Many people were disappointed that Nintendo did not release any game using the Super FX chip for the Wii, Wii U or 3DS Virtual Consoles.  With the SNES Classic Mini, these Super FX games were made available again for the first time in twenty years.  But the Super FX ROMs are different from the non-Super FX ROMs, even though they use the .sfrom extension (with one exception).  These ROMs are unmodified other than a 48-byte header tacked onto each end of the file.  Remove that 48-byte header and you can enjoy a pure ROM that will run on any decent emulator, the sd2snes or a reproduction Super FX cartridge.  These ROMs are identical to the latest versions of the ROMs found in No-Intro.

The use of the simple format allowed for the quick distribution of the final Star Fox 2 ROMs.  Also, Super Formation Soccer was never released for the Virtual Console, so it also uses the simple 96-byte .sfrom format.  Apparently the emulator in the SNES Classic can handle both types of formats, but some games added with Hakchi will not work unless they are converted to the complex .sfrom format using tools available on the Internet.

2 comments:

Unknown said...

"Nintendo used the latest revision available as shown in No-Intro SNES ROM list."

That can't be right.

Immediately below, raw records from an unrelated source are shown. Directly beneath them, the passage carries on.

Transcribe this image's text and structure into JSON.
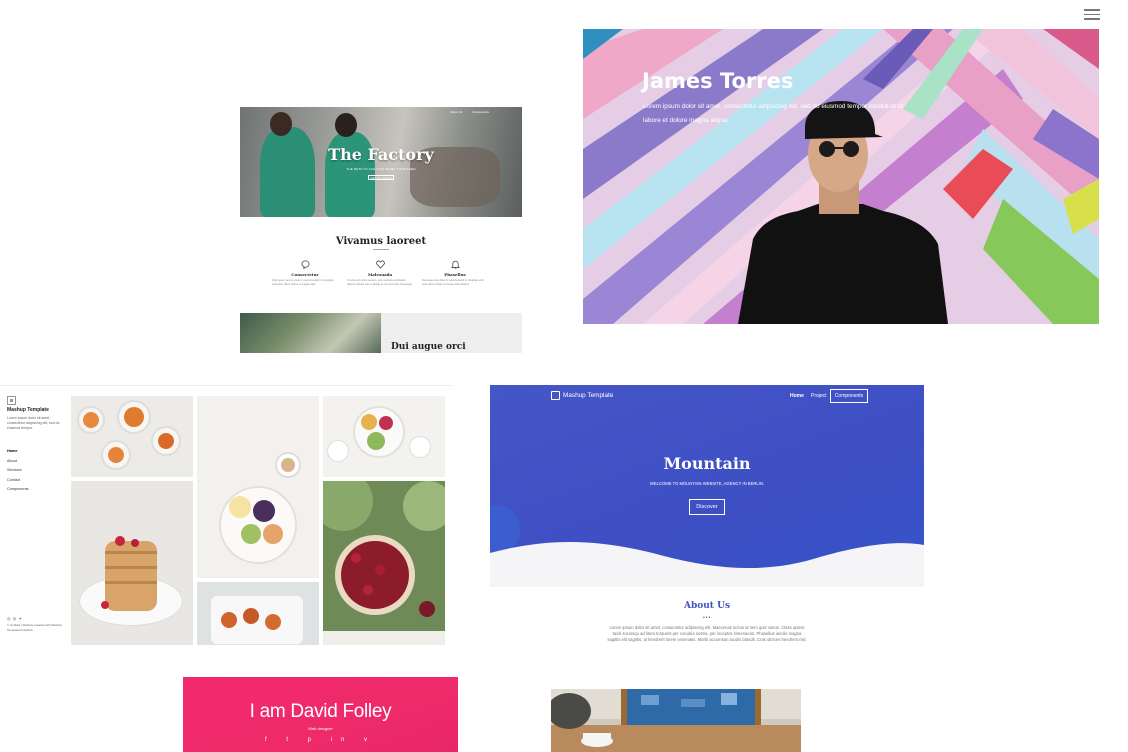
{
  "header": {
    "menu_icon": "hamburger-menu-icon"
  },
  "factory": {
    "title": "The Factory",
    "subtitle": "THE BEST PLACE FOR WORK TOGETHER",
    "cta": "GET IN TOUCH",
    "nav": [
      "About Us",
      "Components"
    ],
    "section_title": "Vivamus laoreet",
    "features": [
      {
        "icon": "chat-bubble-icon",
        "name": "Consectetur",
        "text": "Quis quam nam in ipsum in reprehenderit in voluptate velit esse cillum dolore eu fugiat nulla."
      },
      {
        "icon": "heart-icon",
        "name": "Malesuada",
        "text": "Ut enim ad minim veniam, quis nostrud exercitation ullamco laboris nisi ut aliquip ex ea commodo consequat."
      },
      {
        "icon": "bell-icon",
        "name": "Phasellus",
        "text": "Duis aute irure dolor in reprehenderit in voluptate velit esse cillum dolore eu fugiat nulla pariatur."
      }
    ],
    "bottom_title": "Dui augue orci"
  },
  "james": {
    "name": "James Torres",
    "text": "Lorem ipsum dolor sit amet, consectetur adipiscing elit, sed do eiusmod tempor incididunt ut labore et dolore magna aliqua."
  },
  "food": {
    "brand": "Mashup Template",
    "desc": "Lorem ipsum dolor sit amet, consectetur adipiscing elit, sed do eiusmod tempor.",
    "nav": [
      "Home",
      "About",
      "Services",
      "Contact",
      "Components"
    ],
    "social": [
      "◎",
      "◎",
      "✦"
    ],
    "footer": "© Untitled | Website created with Mashup Template/Unsplash"
  },
  "mountain": {
    "brand": "Mashup Template",
    "nav": [
      "Home",
      "Project"
    ],
    "components_label": "Components",
    "title": "Mountain",
    "subtitle": "WELCOME TO MOUNTAIN WEBSITE, AGENCY IN BERLIN.",
    "button": "Discover",
    "about_title": "About Us",
    "about_dots": "•••",
    "about_text": "Lorem ipsum dolor sit amet, consectetur adipiscing elit. Maecenas luctus at sem quis varius. Class aptent taciti sociosqu ad litora torquent per conubia nostra, per inceptos himenaeos. Phasellus iaculis magna sagittis elit sagittis, at hendrerit lorem venenatis. Morbi accumsan iaculis blandit. Cras ultrices hendrerit nisl."
  },
  "david": {
    "name": "I am David Folley",
    "role": "Web designer",
    "social": [
      "f",
      "t",
      "p",
      "in",
      "v"
    ]
  }
}
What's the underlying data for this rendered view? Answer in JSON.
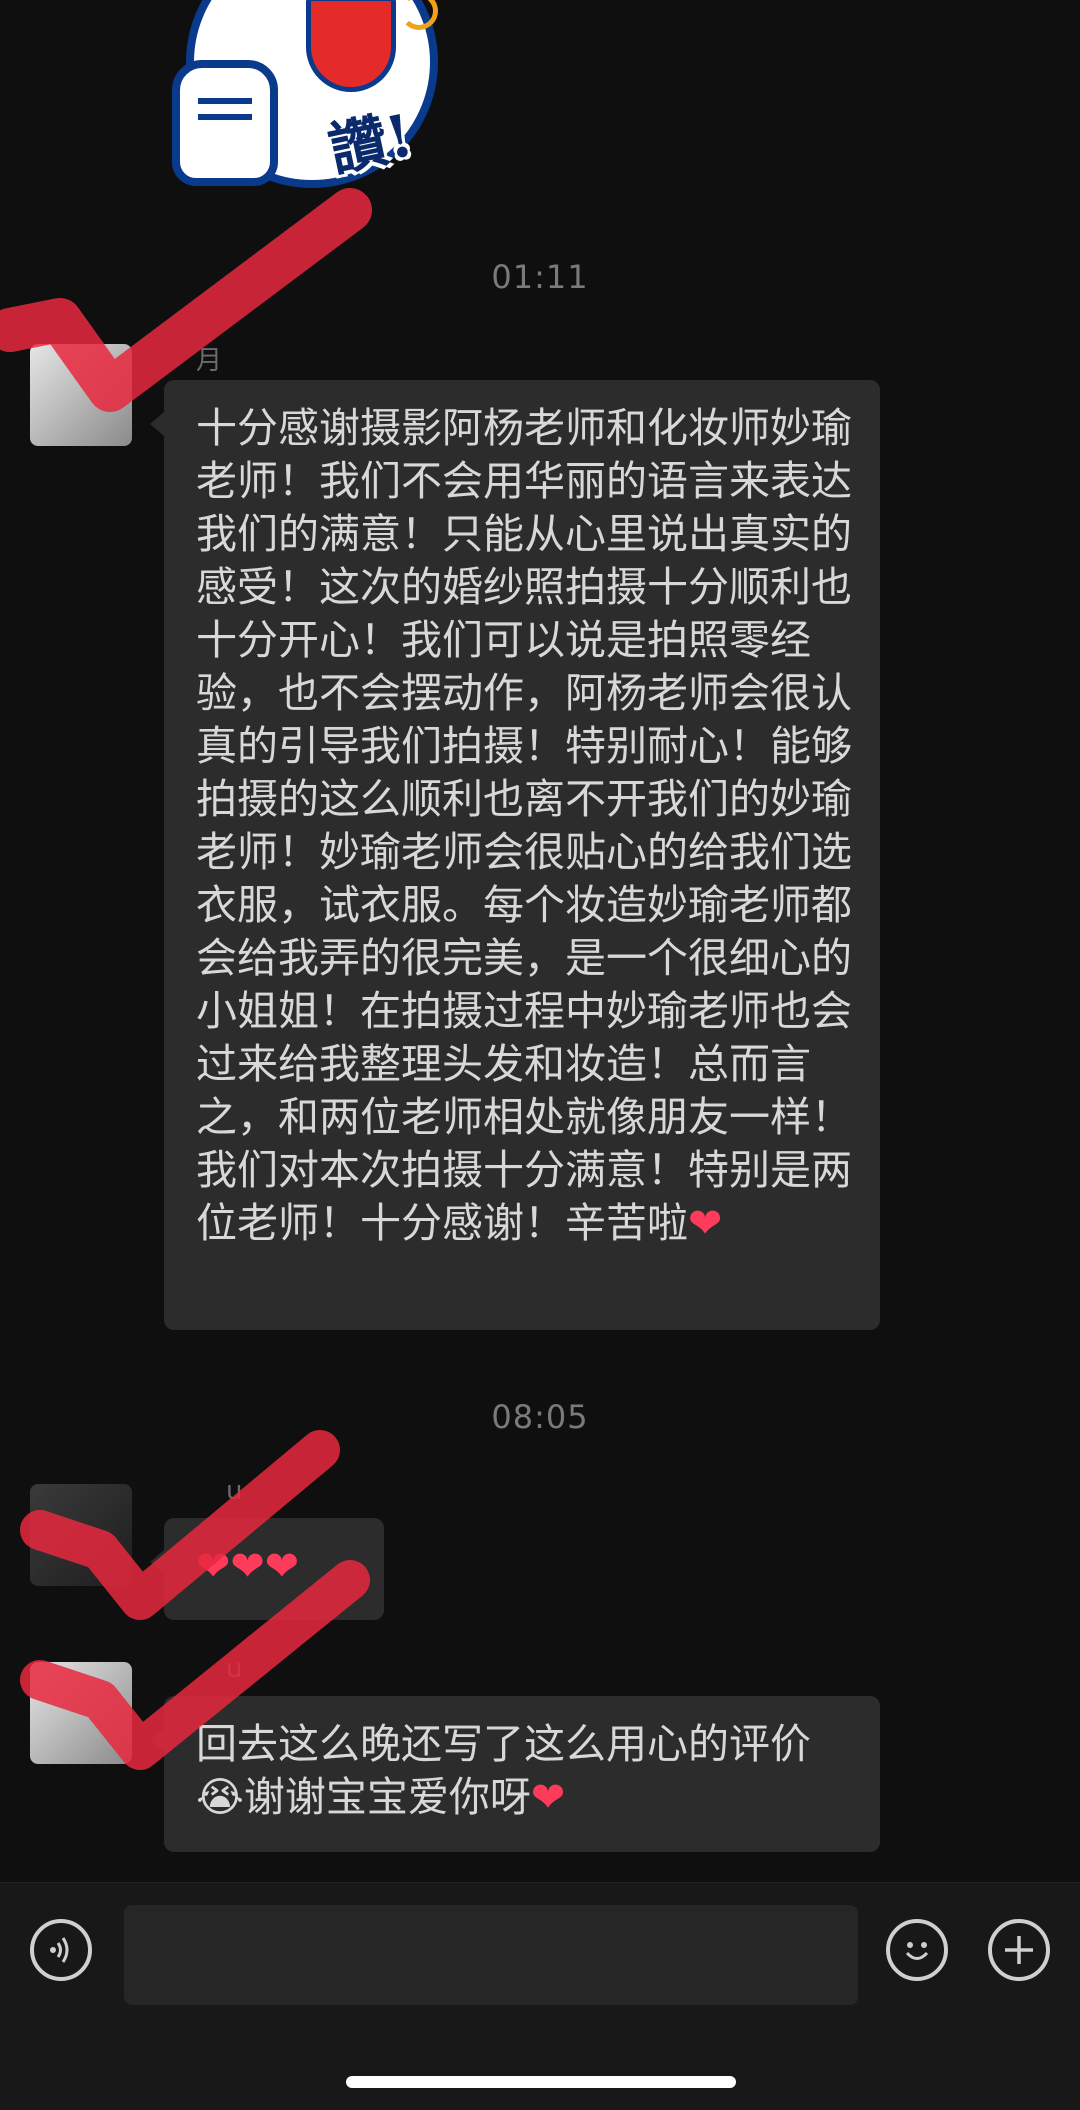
{
  "sticker": {
    "text": "讚!"
  },
  "messages": [
    {
      "time": "01:11",
      "sender": "月",
      "text": "十分感谢摄影阿杨老师和化妆师妙瑜老师！我们不会用华丽的语言来表达我们的满意！只能从心里说出真实的感受！这次的婚纱照拍摄十分顺利也十分开心！我们可以说是拍照零经验，也不会摆动作，阿杨老师会很认真的引导我们拍摄！特别耐心！能够拍摄的这么顺利也离不开我们的妙瑜老师！妙瑜老师会很贴心的给我们选衣服，试衣服。每个妆造妙瑜老师都会给我弄的很完美，是一个很细心的小姐姐！在拍摄过程中妙瑜老师也会过来给我整理头发和妆造！总而言之，和两位老师相处就像朋友一样！我们对本次拍摄十分满意！特别是两位老师！十分感谢！辛苦啦",
      "emoji": "❤"
    },
    {
      "time": "08:05",
      "sender": "u",
      "text": "❤❤❤"
    },
    {
      "sender": "u",
      "text_line1": "回去这么晚还写了这么用心的评价",
      "text_line2_emoji": "😭",
      "text_line2": "谢谢宝宝爱你呀",
      "emoji": "❤"
    }
  ],
  "input_bar": {
    "voice_icon": "voice-icon",
    "emoji_icon": "smiley-icon",
    "plus_icon": "plus-icon",
    "input_value": ""
  },
  "colors": {
    "bubble": "#2c2c2c",
    "redaction": "#e8293e",
    "heart": "#ff3b5c"
  }
}
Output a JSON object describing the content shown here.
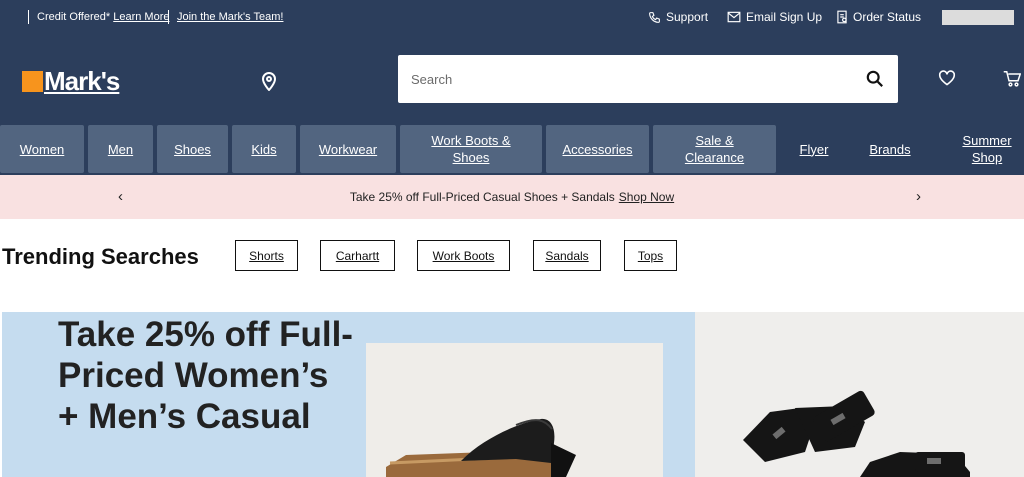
{
  "topbar": {
    "credit_text": "Credit Offered*",
    "learn_more": "Learn More",
    "join_team": "Join the Mark's Team!",
    "support": "Support",
    "email_signup": "Email Sign Up",
    "order_status": "Order Status"
  },
  "header": {
    "logo_text": "Mark's",
    "search_placeholder": "Search"
  },
  "nav": {
    "items": [
      {
        "label": "Women"
      },
      {
        "label": "Men"
      },
      {
        "label": "Shoes"
      },
      {
        "label": "Kids"
      },
      {
        "label": "Workwear"
      },
      {
        "label": "Work Boots & Shoes"
      },
      {
        "label": "Accessories"
      },
      {
        "label": "Sale & Clearance"
      },
      {
        "label": "Flyer"
      },
      {
        "label": "Brands"
      },
      {
        "label": "Summer Shop"
      }
    ]
  },
  "promo": {
    "prev": "‹",
    "next": "›",
    "message": "Take 25% off Full-Priced Casual Shoes + Sandals",
    "link": "Shop Now"
  },
  "trending": {
    "title": "Trending Searches",
    "chips": [
      "Shorts",
      "Carhartt",
      "Work Boots",
      "Sandals",
      "Tops"
    ]
  },
  "hero": {
    "headline": "Take 25% off Full-Priced Women’s + Men’s Casual"
  },
  "colors": {
    "navy": "#2c3e5c",
    "nav_tab": "#526580",
    "brand_orange": "#f7941d",
    "promo_bg": "#f9e1e1",
    "hero_blue": "#c5dcef"
  },
  "icons": [
    "phone-icon",
    "envelope-icon",
    "receipt-icon",
    "location-pin-icon",
    "search-icon",
    "heart-icon",
    "cart-icon"
  ]
}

Zelda and Super Mario RPG both appear to be the Virtual Console revisions. Zelda has the altered flashing on the title screen when the the sword drops down. Super Mario RPG has the line "bugger" replaced with "pest", the ground color in Moleville and a couple other areas is darker, flashing attacks have been modified, etc.

Anonymous said...

If I remember correctly, these modifications were actually done via a patch contained in the Virtual Console emulator for each individual game, while the ROMs themselves were untouched. I would assume the SNES Classic does the same thing. I hope the author of this article can correct me if I am wrong, however.